Russia & Former Soviet Union

EU to sanction opponents of membership – media

The Moldovan government has reportedly asked Brussels to go after several of its citizens

FILE PHOTO: Moldovan President Maia Sandu and President of the European Commission Ursula von der Leyen, December 15, 2021. ©  Dursun Aydemir/Anadolu Agency via Getty Images

The EU has prepared sanctions against several Moldovan nationals for allegedly plotting a pro-Russian coup, multiple media outlets reported on Wednesday. Two more are to be sanctioned for alleged anti-Ukrainian activity.

EU foreign and security policy commissioner Josep Borrell put the list together on Monday, according to the US government-backed Radio Free Europe (RFE/RL). The sanctions require final approval on the ambassadorial level, but it will be a “matter of a few days” at most, the outlet reported.

The claims of a coup were first alleged in February this year by Ukrainian President Vladimir Zelensky. They were later echoed by Moldovan President Maia Sandu, who is seeking to bring the former Soviet republic into the EU and NATO.

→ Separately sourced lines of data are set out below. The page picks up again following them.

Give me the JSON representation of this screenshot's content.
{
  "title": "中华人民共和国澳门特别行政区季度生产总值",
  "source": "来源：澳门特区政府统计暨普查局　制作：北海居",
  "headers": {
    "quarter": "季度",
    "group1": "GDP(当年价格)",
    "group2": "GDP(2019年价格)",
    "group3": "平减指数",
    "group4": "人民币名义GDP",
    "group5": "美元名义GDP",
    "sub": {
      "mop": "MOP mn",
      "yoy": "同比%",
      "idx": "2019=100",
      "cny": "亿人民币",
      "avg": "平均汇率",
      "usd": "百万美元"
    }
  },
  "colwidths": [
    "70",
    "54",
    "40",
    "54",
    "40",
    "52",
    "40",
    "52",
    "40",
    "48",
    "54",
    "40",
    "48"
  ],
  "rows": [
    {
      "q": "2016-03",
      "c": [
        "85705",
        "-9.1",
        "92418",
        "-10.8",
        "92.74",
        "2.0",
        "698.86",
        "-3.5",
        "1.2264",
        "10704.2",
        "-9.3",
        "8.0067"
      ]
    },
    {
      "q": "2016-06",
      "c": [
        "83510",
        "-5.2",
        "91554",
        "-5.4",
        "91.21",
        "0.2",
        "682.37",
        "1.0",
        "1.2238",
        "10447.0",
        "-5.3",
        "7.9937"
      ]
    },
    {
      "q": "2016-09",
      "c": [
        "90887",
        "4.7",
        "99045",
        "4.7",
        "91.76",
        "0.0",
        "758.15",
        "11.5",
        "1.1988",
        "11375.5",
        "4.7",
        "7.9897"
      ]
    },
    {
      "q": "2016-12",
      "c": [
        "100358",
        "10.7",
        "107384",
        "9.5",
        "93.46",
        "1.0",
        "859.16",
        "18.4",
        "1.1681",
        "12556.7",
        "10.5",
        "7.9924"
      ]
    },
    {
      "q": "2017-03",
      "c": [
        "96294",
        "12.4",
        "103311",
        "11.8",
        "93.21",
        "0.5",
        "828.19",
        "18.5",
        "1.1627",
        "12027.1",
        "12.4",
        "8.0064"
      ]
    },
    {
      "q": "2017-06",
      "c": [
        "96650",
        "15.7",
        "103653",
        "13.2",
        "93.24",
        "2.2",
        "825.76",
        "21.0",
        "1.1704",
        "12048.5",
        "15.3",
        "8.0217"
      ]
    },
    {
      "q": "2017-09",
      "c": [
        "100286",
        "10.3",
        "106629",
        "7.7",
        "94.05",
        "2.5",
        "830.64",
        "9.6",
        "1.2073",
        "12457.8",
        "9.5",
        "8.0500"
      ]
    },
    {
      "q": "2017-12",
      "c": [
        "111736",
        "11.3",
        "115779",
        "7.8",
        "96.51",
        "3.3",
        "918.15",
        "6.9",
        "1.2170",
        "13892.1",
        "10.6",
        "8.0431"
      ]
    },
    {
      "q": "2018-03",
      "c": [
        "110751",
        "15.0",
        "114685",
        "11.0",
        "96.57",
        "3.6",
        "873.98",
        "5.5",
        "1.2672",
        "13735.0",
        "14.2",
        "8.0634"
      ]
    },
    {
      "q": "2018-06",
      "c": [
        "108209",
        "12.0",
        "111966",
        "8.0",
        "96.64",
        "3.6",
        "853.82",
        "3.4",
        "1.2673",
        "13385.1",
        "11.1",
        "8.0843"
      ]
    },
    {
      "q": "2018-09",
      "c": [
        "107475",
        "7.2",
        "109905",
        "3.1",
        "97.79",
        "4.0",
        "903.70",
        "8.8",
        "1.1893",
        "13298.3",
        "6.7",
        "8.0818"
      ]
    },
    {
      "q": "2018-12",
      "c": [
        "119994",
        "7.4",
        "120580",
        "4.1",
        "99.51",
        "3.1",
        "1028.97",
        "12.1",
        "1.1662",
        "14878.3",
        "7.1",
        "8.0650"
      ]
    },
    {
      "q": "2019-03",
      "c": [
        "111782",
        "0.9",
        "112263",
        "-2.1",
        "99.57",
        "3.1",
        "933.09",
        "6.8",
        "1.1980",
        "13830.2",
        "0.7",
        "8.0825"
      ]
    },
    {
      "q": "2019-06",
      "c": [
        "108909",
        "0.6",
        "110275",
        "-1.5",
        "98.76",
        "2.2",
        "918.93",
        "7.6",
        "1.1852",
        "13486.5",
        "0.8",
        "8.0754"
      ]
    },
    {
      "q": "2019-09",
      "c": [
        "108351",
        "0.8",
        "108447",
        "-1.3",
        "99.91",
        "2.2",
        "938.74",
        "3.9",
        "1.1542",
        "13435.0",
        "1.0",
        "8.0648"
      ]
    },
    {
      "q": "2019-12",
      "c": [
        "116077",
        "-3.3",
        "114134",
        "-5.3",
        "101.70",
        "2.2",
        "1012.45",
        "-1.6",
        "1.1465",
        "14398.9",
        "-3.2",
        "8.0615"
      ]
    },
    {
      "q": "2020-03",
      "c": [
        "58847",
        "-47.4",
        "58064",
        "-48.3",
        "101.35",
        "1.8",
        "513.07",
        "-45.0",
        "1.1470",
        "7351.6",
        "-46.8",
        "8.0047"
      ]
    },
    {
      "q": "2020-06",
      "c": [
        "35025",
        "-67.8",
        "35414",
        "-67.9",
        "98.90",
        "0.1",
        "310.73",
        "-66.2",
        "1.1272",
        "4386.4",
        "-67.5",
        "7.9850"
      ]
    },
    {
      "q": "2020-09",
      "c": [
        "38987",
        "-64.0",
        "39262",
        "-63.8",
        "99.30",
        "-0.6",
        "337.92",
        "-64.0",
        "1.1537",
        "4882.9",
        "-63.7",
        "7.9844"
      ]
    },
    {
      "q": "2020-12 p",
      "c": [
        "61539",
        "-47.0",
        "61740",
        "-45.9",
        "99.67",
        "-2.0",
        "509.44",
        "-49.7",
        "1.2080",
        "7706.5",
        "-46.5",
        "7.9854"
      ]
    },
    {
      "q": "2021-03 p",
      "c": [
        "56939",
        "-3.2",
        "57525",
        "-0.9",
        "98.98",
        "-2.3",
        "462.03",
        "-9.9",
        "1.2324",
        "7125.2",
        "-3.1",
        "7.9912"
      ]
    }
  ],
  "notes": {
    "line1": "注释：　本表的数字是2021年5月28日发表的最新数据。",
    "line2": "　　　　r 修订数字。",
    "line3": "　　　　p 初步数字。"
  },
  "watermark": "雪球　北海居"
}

At the top of the list are the Israeli-born businessman and politician Ilan Shor, his party’s vice-president, Marina Tauber, and former politician Vladimir Plahotniuc. Former police official Gheorghe Cavcaliuc and Russian businessman Igor Chaika are also reportedly suspected.

Shor was sanctioned by the US in October 2022, for alleged ties to Russia. Last month, a Moldovan court sentenced him in absentia to 15 years in prison on corruption charges. Tauber is the VP of Shor’s party and allegedly led anti-government protests in September 2022. She is also the only one on the list actually residing in Moldova.

Read more Leaked ‘prank’ calls expose top-level corruption in Moldova

Last week, Shor’s party won in local elections for the parliament and governor in the autonomous region of Gagauzia. The government in Chisinau tried to seize the ballots and annul the vote, claiming irregularities, but the courts eventually confirmed the results as legitimate.

Cavcaliuc is alleged to have worked with Shor on the 2022 “coup,” after fleeing Moldova in 2021 for London. He was the acting head of the General Police Inspectorate before going into politics. Plahotniuc led the Democratic Party of Moldova and served three terms in the country’s parliament, including as first deputy speaker. After his party lost power in 2019, however, he left the country under a cloud of allegations involving corruption. Russia had issued a warrant for his arrest in 2017, claiming he paid for a hit on banker German Gornbuntsov.

Russian national Igor Chaika was described in the EU proposal as “channeling money to [Russian security service] FSB assets in Moldova in order to bring the country under Kremlin control,” according to RFE/RL.

The Moldovan government had asked the EU to sanction individuals it alleged were threatening its stability, sovereignty and rule of law. Last month, the Council of Europe agreed and introduced the special sanctions framework that is now being invoked.

In addition to the five people sanctioned for “actions that destabilize the Republic of Moldova,” the EU is also blacklisting two Moldovans – Grigore Caramalac and Alexander Kalinin – for allegedly acting to “undermine or threaten territorial integrity, sovereignty and independence of Ukraine.” They all face a ban on entering the EU and seizure of any of their assets in the territory of the bloc.